AEP tweeted out its own warning Wednesday: "Every good trainer knows safety is important, especially around electricity. #PokemonGo #HighVoltage."

The developer of "Pokemon Go," Niantic Inc., did not respond to a request for comment in time for publication. But when players open the "Pokemon Go" app, a warning pops up alongside a cartoon of a fierce-looking dragon looming above an unsuspecting "Pokemon Trainer."

"Remember to be alert at all times. Stay aware of your surroundings," the game says.

Despite this alert, "Pokemon Go" players are gaining a reputation for not engaging well with the "reality" part of the augmented reality game. Power companies are worried that players may unintentionally end up in places where they could be seriously injured.

"Warning signs are there for a reason, but you need to be paying enough attention to see the signs," said Edison Electric Institute spokesman Brian Reil.

No power companies or organizations contacted for this article reported that an incident related to "Pokemon Go" has actually occurred.

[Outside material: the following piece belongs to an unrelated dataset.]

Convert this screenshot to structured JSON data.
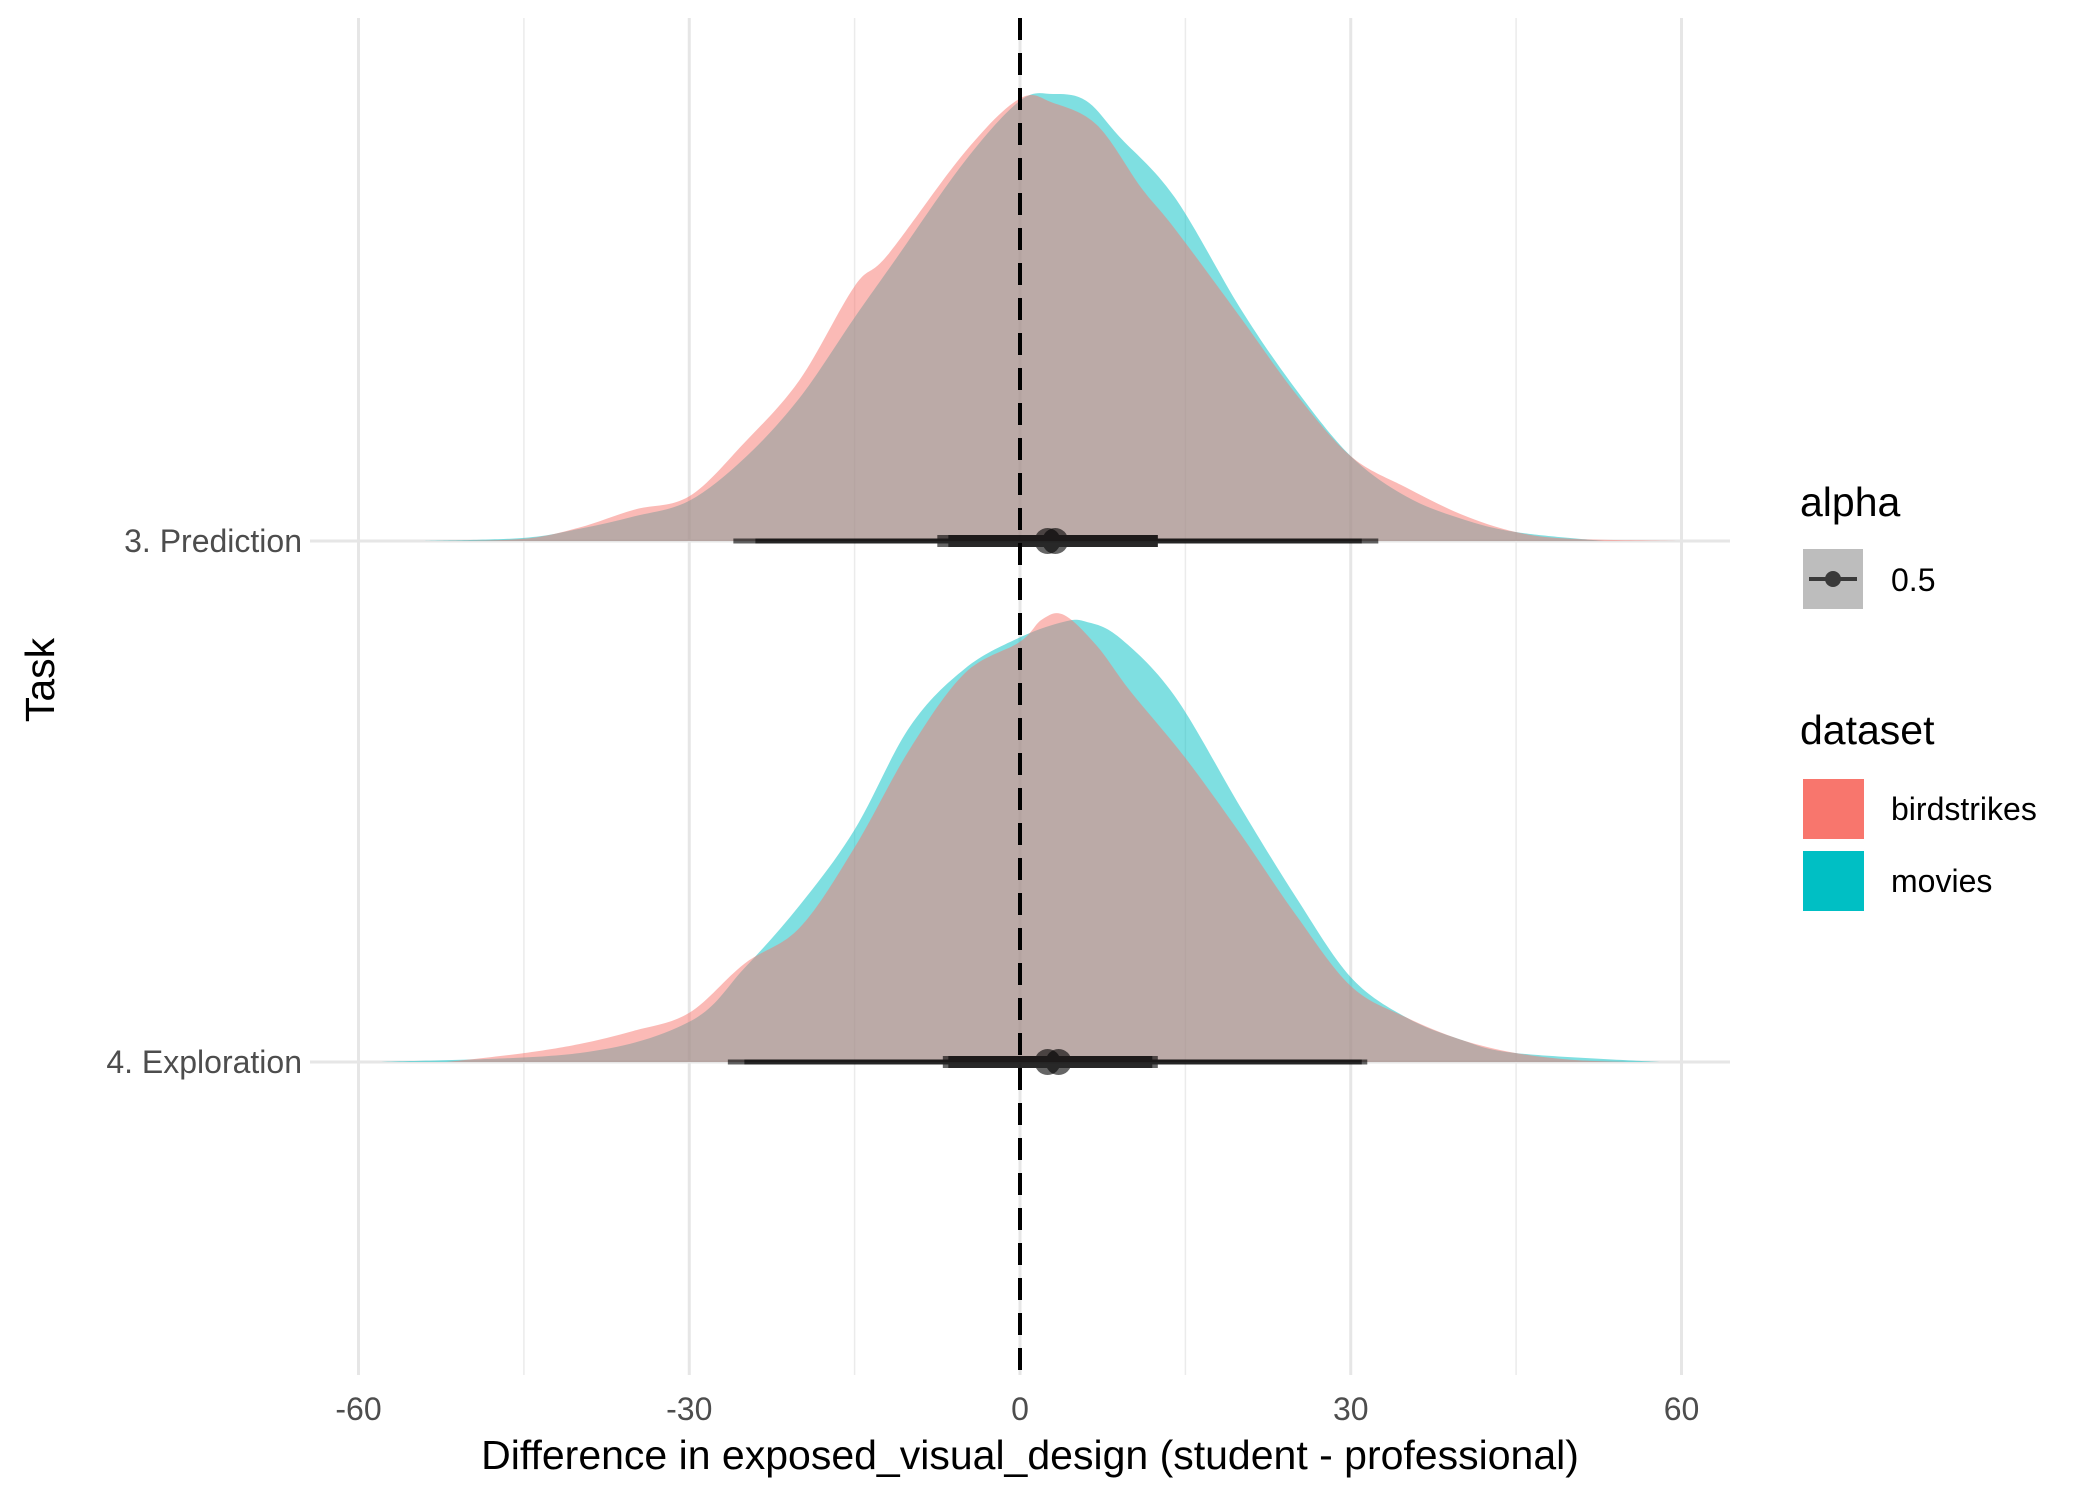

"We don't have reports of people putting themselves in harm's way, but we recognize the game is gaining popularity and we are reminding customers and the public of the need to prioritize safety," Duke Energy spokesman Sean Walsh said in an email.

But the game's design has many in the industry on high alert. Players go to real-world locations to catch Pokemon and other items in the game, some of which might correspond to real-world locations that aren't safe, Daniel Majano of Electrical Safety Foundation International said in an email.

"The Pokemon out in the wild are supposedly supposed to match the area they're in (water Pokemon will be found near water), so users may think that searching near a substation, transformer, or overhead power lines will net them electric Pokemon, without thinking of the potential risks," said Majano. "Additionally, we can see some potential problems if players ignore the signs of an impending electrical storm and not seeking shelter."

Ridout said AEP warned employees to watch out for players while driving "and to make sure they report any potential security concerns near our facilities."

The Edison Electric Institute, which is an association of shareholder-owned electric companies, is encouraging its members to be proactive about the Pokemon phenomenon. Some are even considering contacting the game developer, said Reil.

"I think there's ways in which you can reach out and say 'please remove us as a location for this game,'" said Reil. "I imagine that is something that many companies out there are looking into."